Executing with Analytics at the Core
Every change was measured. Google Tag Manager was reconfigured to track new interaction patterns introduced through the redesign. Drop-off analytics were implemented at a field level. Google Analytics dashboards were rebuilt to provide real-time feedback on banner CTRs, form progression rates, and goal completion paths.
A/B testing frameworks were launched to continuously test headline changes, CTA variants, and incentive placements. Personalization impact was measured by comparing bounce rates and engagement time across personalized vs. static journeys.
This wasn’t just an experience revamp it was a data-first optimization loop. The goal was to ensure that each design decision was backed by behavioral evidence, and every feature introduced a measurable lift in user progression.

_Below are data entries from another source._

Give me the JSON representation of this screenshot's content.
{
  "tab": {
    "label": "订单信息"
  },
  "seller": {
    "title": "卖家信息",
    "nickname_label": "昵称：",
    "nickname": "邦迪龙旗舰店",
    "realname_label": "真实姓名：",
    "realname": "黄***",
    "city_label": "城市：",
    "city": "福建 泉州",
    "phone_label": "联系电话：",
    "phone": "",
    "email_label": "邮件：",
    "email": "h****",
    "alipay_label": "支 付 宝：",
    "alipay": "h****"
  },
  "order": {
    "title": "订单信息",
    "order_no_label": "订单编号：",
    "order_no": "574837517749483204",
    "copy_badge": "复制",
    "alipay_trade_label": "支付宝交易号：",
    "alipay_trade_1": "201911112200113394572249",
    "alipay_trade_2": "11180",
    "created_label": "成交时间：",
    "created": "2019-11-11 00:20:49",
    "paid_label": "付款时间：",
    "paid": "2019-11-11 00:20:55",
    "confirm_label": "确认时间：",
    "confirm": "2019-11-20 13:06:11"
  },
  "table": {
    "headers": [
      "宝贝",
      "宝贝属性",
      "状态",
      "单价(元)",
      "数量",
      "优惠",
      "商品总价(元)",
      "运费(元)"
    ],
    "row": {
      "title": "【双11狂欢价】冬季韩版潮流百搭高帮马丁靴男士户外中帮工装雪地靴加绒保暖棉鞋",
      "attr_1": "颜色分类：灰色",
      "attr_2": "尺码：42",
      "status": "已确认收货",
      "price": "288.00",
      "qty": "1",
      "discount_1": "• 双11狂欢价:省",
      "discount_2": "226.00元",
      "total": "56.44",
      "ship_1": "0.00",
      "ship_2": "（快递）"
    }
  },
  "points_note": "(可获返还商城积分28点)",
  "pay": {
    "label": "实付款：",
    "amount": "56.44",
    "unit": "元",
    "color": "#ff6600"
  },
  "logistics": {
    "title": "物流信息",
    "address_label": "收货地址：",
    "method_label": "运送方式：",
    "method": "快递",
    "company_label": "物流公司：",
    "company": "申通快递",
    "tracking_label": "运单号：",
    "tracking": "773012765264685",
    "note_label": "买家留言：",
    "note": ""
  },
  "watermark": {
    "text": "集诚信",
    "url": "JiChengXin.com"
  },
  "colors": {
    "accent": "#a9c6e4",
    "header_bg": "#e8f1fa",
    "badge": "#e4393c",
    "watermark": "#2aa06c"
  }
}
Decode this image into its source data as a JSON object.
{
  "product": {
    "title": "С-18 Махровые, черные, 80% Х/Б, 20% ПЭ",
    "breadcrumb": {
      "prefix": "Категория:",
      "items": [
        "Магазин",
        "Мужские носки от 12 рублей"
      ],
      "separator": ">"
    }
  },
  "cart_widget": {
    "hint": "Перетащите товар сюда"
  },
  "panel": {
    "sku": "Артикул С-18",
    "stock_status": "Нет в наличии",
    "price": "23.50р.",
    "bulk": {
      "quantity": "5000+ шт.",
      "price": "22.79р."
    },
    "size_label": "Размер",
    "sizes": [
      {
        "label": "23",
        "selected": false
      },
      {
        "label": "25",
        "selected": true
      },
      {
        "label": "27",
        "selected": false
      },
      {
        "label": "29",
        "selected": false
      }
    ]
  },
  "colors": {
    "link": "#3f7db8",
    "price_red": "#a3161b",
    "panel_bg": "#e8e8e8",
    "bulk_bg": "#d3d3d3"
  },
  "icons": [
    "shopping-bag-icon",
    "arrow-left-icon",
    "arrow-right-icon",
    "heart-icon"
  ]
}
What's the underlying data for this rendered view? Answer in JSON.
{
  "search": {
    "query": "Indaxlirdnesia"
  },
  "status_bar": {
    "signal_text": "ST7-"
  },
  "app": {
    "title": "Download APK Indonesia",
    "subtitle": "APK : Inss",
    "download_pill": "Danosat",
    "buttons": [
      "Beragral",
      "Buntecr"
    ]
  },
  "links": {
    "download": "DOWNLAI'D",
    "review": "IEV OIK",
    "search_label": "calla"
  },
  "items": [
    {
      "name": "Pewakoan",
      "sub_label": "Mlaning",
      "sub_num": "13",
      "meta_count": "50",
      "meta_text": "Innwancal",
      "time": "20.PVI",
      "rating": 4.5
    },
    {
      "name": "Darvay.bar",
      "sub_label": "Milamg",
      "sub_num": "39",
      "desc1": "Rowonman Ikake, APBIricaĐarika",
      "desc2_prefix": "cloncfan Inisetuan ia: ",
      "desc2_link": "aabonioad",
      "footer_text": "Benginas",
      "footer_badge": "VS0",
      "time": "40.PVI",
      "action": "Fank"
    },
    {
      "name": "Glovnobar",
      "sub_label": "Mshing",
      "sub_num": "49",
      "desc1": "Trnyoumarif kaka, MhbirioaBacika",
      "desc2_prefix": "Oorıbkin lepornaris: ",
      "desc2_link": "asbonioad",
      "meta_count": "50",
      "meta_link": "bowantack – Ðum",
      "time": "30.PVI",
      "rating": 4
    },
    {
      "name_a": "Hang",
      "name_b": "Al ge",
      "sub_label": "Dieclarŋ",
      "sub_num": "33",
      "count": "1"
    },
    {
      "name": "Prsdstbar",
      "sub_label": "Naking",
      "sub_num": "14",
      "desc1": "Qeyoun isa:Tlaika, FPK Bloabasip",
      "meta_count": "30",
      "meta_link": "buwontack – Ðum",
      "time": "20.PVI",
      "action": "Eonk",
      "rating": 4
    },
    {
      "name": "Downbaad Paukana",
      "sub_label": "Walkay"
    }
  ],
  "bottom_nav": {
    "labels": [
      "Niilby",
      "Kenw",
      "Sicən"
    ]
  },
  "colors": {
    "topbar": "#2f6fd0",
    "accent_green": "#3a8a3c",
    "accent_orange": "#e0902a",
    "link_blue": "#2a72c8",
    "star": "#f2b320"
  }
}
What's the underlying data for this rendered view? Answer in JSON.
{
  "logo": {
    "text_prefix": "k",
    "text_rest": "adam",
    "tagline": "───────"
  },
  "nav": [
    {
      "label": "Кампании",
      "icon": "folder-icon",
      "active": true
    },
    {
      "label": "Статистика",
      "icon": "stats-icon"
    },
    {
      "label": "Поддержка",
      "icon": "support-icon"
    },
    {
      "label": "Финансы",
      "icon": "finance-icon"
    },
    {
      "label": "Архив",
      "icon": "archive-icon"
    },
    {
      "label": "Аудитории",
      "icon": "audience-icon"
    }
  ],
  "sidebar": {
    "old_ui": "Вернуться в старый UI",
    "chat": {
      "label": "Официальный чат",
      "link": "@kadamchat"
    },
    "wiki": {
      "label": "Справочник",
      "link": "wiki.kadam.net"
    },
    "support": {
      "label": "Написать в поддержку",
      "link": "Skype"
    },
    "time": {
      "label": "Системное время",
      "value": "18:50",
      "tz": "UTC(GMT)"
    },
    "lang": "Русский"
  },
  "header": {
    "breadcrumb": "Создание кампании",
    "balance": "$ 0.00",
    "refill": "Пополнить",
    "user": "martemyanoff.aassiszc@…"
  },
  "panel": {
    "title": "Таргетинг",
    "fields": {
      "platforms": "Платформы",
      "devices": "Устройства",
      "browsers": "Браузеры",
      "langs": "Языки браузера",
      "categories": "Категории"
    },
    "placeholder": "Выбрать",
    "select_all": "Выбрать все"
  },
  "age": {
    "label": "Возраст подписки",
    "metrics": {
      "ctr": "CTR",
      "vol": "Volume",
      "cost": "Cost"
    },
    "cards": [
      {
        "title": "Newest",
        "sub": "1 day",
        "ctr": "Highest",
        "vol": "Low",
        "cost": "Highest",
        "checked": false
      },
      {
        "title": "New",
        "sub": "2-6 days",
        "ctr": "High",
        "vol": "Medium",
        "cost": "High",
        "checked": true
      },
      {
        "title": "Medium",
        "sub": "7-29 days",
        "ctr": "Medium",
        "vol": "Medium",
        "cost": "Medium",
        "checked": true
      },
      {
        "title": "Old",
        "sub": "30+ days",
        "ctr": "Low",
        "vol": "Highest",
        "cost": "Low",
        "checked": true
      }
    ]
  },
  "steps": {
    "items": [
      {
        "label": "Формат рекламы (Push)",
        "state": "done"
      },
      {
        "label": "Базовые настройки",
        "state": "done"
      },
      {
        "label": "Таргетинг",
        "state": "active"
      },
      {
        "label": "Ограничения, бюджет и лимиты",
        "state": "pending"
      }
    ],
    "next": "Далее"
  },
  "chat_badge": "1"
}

Driving Business Outcomes Through Design
The transformation delivered rapid results. Homepage engagement surged as key banners were repositioned and made more relevant to visitor profiles. Application completion rates rose as forms became easier to understand, faster to complete, and less intimidating.
The bank saw not just more conversions, but better conversions; users were more likely to submit fully completed forms, reducing processing time for operations teams. Applicants now had clearer expectations thanks to the onboarding checklist and real-time eligibility feedback.
Most importantly, the trust deficit that came from poor experience design was reversed. The digital channel was now seen as a primary path for acquisition, not just a convenience add-on.
The Transformation in Numbers
77% increase
in homepage banner click-through rates
29% improvement
in credit card sign-up conversions
26% improvement
in content relevance across digital channels
34% reduction
in bounce rates through optimized personalization
Success Catalysts
Several elements made this initiative successful. First, experience strategy was treated as a revenue lever, not a design exercise. Every friction point removed contributed to conversion lift.
Second, cross-functional alignment ensured that changes were operationally viable and technically integrated. Marketing, design, product, and analytics teams co-owned outcomes, reducing silos and iteration cycles.
Third, analytics wasn’t an afterthought; it was the foundation of every decision. From identifying the right fixes to validating their impact, data shaped every phase of execution.
Fourth, personalization was pragmatic. Rather than relying on expensive platforms, Xerago used intent signals and simple rules to deliver differentiated content, proving that contextual journeys can be implemented without overengineering.
Finally, the initiative was future-ready. With better structures in place, the bank could now scale optimizations, A/B test routinely, and apply the same methodology to other product journeys.